Transport Interfaces Programming Guide

Address Binding

In the Internet Protocol family, bindings are composed of local and foreign IP addresses, and of local and foreign port numbers. Port numbers are allocated in separate spaces, one for each system and one for each transport protocol (TCP or UDP). Through bind(), a process specifies the local IP address, local port number half of an association, while connect() and accept() complete a socket's association by specifying the foreign IP address, foreign port number part. Because the association is created in two steps, the association-uniqueness requirement might be violated, without specific care. It is unrealistic to expect user programs to always know proper values to use for the local address and local port, since a host can reside on multiple networks and the set of allocated port numbers is not directly accessible to a user.

The wildcard address simplifies local address binding in the Internet domain. When an address is specified as INADDR_ANY (a constant defined in netinet/in.h), the system interprets the address as any valid address. The sample code in Example 2-18 binds a specific port number to a socket, and leaves the local address unspecified.

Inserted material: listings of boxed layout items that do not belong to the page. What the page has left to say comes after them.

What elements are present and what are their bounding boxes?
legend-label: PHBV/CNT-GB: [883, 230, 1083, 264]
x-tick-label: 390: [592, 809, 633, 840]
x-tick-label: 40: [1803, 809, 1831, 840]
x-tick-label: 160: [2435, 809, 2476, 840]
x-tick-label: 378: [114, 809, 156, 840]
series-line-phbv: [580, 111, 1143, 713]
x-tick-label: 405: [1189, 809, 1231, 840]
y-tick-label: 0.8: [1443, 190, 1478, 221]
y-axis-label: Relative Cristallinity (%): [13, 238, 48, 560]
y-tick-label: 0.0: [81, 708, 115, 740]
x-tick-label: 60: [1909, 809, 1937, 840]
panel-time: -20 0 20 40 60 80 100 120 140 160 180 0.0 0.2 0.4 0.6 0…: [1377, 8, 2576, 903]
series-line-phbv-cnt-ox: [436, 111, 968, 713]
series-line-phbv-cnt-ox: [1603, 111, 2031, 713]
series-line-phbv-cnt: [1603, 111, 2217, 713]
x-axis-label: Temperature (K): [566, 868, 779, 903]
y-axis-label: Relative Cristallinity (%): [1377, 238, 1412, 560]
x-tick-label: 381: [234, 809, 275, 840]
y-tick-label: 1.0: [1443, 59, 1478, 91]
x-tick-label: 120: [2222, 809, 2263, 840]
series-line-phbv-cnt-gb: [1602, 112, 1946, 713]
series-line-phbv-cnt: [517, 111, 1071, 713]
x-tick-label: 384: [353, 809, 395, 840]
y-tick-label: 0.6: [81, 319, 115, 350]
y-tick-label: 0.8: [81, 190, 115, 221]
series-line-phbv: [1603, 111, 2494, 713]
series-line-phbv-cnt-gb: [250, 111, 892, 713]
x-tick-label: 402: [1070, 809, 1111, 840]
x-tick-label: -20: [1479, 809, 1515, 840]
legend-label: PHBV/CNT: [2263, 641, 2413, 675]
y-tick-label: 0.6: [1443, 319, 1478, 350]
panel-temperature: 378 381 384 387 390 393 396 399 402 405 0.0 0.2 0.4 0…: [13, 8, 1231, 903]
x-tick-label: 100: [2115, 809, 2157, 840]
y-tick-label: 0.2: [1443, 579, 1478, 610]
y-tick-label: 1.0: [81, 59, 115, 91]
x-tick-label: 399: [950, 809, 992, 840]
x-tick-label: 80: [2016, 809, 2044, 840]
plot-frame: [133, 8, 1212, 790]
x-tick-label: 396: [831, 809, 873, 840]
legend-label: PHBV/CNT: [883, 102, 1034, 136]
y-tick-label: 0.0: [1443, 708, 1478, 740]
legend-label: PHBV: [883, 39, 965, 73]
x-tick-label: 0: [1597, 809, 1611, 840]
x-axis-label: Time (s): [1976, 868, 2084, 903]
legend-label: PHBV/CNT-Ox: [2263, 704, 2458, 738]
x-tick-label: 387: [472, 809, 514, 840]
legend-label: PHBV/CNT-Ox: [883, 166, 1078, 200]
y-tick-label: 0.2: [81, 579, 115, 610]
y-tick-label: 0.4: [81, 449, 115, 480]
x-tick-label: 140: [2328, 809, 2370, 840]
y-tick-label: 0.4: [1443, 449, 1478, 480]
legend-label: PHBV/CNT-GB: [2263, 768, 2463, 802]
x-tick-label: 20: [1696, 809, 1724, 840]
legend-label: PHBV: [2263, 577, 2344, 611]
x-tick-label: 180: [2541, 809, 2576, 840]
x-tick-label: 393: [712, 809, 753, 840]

Example 2-18 Bind Port Number to Socket


#include <sys/types.h>
#include <netinet/in.h>
...
struct sockaddr_in sin;
...
		s = socket(AF_INET, SOCK_STREAM, 0);
		sin.sin_family = AF_INET;
		sin.sin_addr.s_addr = htonl(INADDR_ANY);
		sin.sin_port = htons(MYPORT);
		bind(s, (struct sockaddr *) &sin, sizeof sin);

Each network interface on a host typically has a unique IP address. Sockets with wildcard local addresses can receive messages directed to the specified port number and sent to any of the possible addresses assigned to a host. For example, if a host has two interfaces with addresses 128.32.0.4 and 10.0.0.78, and a socket is bound as in Example 2-18, the process can accept connection requests addressed to 128.32.0.4 or 10.0.0.78. To allow only hosts on a specific network to connect to it, a server binds the address of the interface on the appropriate network.

Similarly, a local port number can be left unspecified (specified as 0), in which case the system selects a port number. For example, to bind a specific local address to a socket, but to leave the local port number unspecified:


sin.sin_addr.s_addr = inet_addr("127.0.0.1");
sin.sin_family = AF_INET;
sin.sin_port = htons(0);
bind(s, (struct sockaddr *) &sin, sizeof sin);

The system uses two criteria to select the local port number:

The port number and IP address of the client is found through either accept() (the from result) or getpeername().

In certain cases, the algorithm used by the system to select port numbers is unsuitable for an application. This is because associations are created in a two-step process. For example, the Internet file transfer protocol specifies that data connections must always originate from the same local port. However, duplicate associations are avoided by connecting to different foreign ports. In this situation, the system would disallow binding the same local address and port number to a socket if a previous data connection's socket still existed. To override the default port selection algorithm, an option call must be performed before address binding:


 ...
int on = 1;
...
setsockopt(s, SOL_SOCKET, SO_REUSEADDR, &on, sizeof on);
bind(s, (struct sockaddr *) &sin, sizeof sin);

With this call, local addresses already in use can be bound. This does not violate the uniqueness requirement, because the system still verifies at connect time that any other sockets with the same local address and port do not have the same foreign address and port. If the association already exists, the error EADDRINUSE is returned.